Pencil lead is actually graphite--a carbon mineral that, when dragged across paper, leaves writing behind because its atomic layers separate easily. This also means that it is an excellent conductor of electricity. Last year, Andre Geim of the University of Manchester in the U.K. used adhesive tape to strip graphite down to a layer just one atom thick; they called this superthin layer of graphite "graphene."
Experiments on graphene have revealed some strange phenomena, as detailed in two papers in today's Nature. The two-dimensional material remains capable of conducting electricity thanks to the free-floating electron in the honeycomb structure of carbon atoms. But these electrons display some unusual properties.
Geim's team found that they do not slow down, even at very low temperatures. In essence, the electrons act as if they have no mass, or no "rest mass," to use the more precise phrase from special relativity. It also means that graphite--at least the two-dimensional variety--never stops conducting. Dubbing these pseudo-relativistic particles "massless Dirac fermions," the researchers also proved that they travel far faster than electrons in other semiconductors. As such, they conform to that famous equation E=mc2 (with their actual speed, some 400 times slower than the speed of light, standing in for c).
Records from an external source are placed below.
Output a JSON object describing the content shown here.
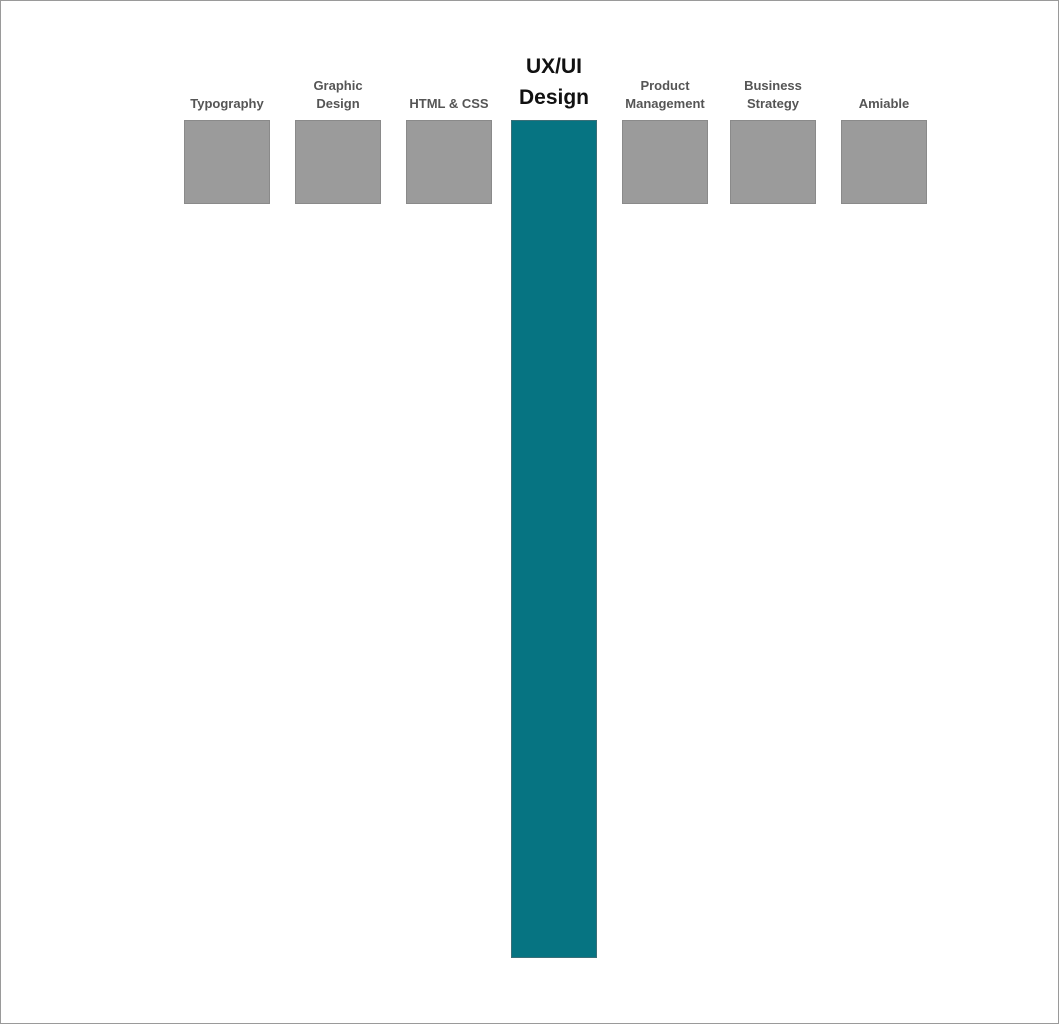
{
  "skills": [
    {
      "label": "Typography",
      "featured": false
    },
    {
      "label": "Graphic\nDesign",
      "featured": false
    },
    {
      "label": "HTML & CSS",
      "featured": false
    },
    {
      "label": "UX/UI\nDesign",
      "featured": true
    },
    {
      "label": "Product\nManagement",
      "featured": false
    },
    {
      "label": "Business\nStrategy",
      "featured": false
    },
    {
      "label": "Amiable",
      "featured": false
    }
  ],
  "colors": {
    "featured_bar": "#067482",
    "skill_box": "#9b9b9b",
    "label_text": "#555555",
    "featured_label_text": "#111111"
  }
}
Physicists at Columbia University, led by Philip Kim, independently confirmed these findings and also found that the massless electrons fulfilled the predictions of the Hall effect. (Edwin Hall proved in 1879 that applying a magnetic field at a right angle to a conducting material would create a voltage that is perpendicular to the regular flow of current through that material.) This effect is also applicable at the quantum level, with one caveat: instead of the voltage smoothly increasing as the magnetic field intensifies, the voltage jumps up in steps. And that is exactly how the massless electrons in the graphene behaved, according to both groups.
Ultimately, Kim writes, the findings may "lead to new applications in carbon-based electronic and magneto-electronic devices," though further research is needed. It also means that the graphite left behind by a pencil--stripped down to a layer one atom thick--can be used to prove the theories scrawled in pencil by physicists of old.